The Pasta - I have become quite the homemade pasta snob. Only the best and most fresh ingredients. This started quite by accident when I learned in Italy that pasta just required eggs and flour. As I noted in a previous post, inspired by the 100 mile challenge TV show, I have begun milling my own flour. I found a source for durham wheat berries - the type of wheat used in pasta. I now have enough durham wheat berries to make pasta for the next decade. Also, about three months ago, my right hand man, Kent, found free chickens on Craig’s list. These chickens produce a dozen or so eggs every day. I have an abundance of very fresh eggs. However, my chickens are in Nevada, right now, I am in Connecticut. My initial supply of durham wheat berries are also in Nevada. Since I frequent the east coast for the biz - I now have a ten years supply of durham wheat berries here and a source for fresh local eggs. To make the homemade pasta for tonight’s dinner, I had to start procuring the ingredients a week ago. Homemade pasta is now a several time a week staple at my dinners (with my travel schedule, I have become the traveling pasta maker - sometimes I have to use standard eggs and semolina flour - the bane of living out of a suitcase). So the pasta was really nothing special about this dinner, but it totally made this dish.

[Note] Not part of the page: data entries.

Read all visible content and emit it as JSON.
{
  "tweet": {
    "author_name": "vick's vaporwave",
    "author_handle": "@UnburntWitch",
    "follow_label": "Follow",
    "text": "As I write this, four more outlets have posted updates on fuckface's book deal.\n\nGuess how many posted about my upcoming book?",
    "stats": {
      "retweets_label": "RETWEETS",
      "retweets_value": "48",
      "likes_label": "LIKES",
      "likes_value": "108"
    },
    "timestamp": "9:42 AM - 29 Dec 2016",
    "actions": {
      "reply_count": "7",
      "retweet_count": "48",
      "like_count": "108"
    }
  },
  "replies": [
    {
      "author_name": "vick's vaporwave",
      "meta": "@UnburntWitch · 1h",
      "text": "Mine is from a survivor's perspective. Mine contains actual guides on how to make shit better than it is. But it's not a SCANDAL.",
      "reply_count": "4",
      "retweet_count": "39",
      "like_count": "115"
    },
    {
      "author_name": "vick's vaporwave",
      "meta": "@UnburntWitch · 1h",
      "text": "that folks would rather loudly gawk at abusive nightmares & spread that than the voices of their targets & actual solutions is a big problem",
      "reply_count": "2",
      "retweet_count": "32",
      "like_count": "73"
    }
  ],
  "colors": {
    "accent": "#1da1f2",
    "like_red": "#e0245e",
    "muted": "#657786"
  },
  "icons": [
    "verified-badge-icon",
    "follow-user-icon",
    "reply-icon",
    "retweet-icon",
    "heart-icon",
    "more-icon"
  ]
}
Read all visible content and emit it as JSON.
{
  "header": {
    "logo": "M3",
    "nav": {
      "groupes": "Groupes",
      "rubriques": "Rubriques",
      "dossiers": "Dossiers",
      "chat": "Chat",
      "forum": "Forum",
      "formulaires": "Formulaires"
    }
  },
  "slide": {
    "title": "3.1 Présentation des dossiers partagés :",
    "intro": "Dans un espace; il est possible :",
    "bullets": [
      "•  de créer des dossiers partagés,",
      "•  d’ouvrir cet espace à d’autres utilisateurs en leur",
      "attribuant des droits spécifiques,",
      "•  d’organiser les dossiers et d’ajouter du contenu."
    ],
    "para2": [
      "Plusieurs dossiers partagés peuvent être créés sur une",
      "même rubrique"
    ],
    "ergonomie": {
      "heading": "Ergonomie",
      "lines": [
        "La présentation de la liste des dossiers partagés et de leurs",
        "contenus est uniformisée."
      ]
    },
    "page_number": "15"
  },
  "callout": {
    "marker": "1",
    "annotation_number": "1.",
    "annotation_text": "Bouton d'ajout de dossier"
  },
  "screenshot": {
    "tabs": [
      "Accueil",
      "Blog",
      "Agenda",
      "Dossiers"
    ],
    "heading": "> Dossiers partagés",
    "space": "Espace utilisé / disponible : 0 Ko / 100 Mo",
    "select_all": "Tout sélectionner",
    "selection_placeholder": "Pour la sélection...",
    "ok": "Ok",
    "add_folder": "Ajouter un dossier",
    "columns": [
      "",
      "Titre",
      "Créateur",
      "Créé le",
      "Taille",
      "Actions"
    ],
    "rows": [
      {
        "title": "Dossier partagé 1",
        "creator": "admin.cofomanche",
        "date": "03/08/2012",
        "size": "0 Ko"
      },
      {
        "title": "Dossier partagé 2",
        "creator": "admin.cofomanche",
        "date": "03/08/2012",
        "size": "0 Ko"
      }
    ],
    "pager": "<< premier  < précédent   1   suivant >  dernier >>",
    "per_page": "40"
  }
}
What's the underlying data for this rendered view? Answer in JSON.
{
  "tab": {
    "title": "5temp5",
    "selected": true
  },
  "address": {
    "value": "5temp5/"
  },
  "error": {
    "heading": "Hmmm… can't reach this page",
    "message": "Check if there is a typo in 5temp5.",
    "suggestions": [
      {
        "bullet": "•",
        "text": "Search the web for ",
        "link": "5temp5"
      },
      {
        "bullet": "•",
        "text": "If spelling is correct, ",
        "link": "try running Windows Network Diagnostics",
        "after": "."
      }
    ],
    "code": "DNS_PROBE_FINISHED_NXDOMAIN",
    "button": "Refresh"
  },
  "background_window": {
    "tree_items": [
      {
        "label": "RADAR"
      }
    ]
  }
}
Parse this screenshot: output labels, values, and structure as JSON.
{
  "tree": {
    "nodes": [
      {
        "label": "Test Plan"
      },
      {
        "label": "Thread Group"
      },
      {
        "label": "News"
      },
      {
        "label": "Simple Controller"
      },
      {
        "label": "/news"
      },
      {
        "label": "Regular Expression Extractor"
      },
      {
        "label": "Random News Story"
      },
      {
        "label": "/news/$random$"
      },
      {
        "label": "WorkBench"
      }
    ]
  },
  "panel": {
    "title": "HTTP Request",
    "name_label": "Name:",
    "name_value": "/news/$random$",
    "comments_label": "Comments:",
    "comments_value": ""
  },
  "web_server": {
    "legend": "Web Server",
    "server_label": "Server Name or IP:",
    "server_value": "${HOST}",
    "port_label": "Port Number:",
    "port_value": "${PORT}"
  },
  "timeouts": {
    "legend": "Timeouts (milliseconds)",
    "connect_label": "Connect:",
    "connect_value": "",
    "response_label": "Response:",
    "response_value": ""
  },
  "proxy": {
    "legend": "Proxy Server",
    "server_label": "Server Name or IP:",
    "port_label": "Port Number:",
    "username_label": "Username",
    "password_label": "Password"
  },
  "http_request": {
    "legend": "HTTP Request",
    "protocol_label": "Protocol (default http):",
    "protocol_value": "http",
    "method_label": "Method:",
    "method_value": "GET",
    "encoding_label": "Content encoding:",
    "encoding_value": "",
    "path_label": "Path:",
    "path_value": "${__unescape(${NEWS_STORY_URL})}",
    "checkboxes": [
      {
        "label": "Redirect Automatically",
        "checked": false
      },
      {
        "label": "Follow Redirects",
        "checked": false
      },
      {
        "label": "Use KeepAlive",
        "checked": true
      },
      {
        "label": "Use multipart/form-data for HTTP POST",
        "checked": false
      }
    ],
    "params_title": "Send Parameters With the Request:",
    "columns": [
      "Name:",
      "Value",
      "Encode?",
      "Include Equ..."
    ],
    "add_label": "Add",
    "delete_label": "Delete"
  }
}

This was the biggest pain in the neck pasta accompaniment I have ever made. Monica and I decided early on to take license with the Keller recipe - it was still quite a complex endeavor.
2 - leeks
1 tbs butter
Beet Juice Reduction
1 cup beet juice
1 tbs lemon juice
1/2 tbs red wine vinegar
3 tbs butter
Poached Lobster Meat
3 - 2 lb hard shell female lobsters
1/2 cup butter
1/4 cup half and half
Lobsters - this recipe called for steeping the lobsters just so they were partially cooked and then removing the meat. We are NEVER doing this again. Pre-cooked lobster meat, crab meat, halibut, sword fish, or shrimp can easily be substituted. This also called for making this butter emulsification. After hour two in the kitchen, we bagged that idea and just melted the butter, tossed in the partially cooked lobster meat and tossed in a bit of half and half - it was FANTASTIC.
Leeks - clean very good, slice thin, toss in boiling water for a minute, strain and then put in ice. When ready to use on the pasta, take a bit of the lobster butter and cream in a small fry pan. Toss in the leeks and heat.
Beet Juice Reduction - we were very worried about this as it was a stretch for us to consider this a good combo with the lobster. It was very easy to make (quite a different story with procuring the actual beet juice - we went to three health food stores before finding it). Mix all the ingredients in a sauce pan and reduce until a thick syrup. Then add the butter and let it melt into the sauce.
Plating the food - put a tablespoon or two of the beet juice reduction on the plate. Then put the pasta. Next put a tablespoon or two of the leeks, and cover with the lobster butter cream mixture.
Most of this is timing. The meat removal of the lobster was the longest time requirement. We waited until the lobster was poaching in the butter and cream mixture before tossing the pasta in the boiling water. While one of us was removing the meat from the lobster, the other was making the homemade pasta.
No need to start with fresh lobster. You can get the lobster meat pre-cooked and this would be fantastic with any white fish, crab, or shrimp.
The ingredients were fantastic together. The beet juice reduction gave the dish a nice touch without being overpowering. The lobster taste was the prominent feature with the other ingredients nice fresh accents. Maybe starting with the lobster live was worth it from a taste perspective. I am going to try this next with halibut.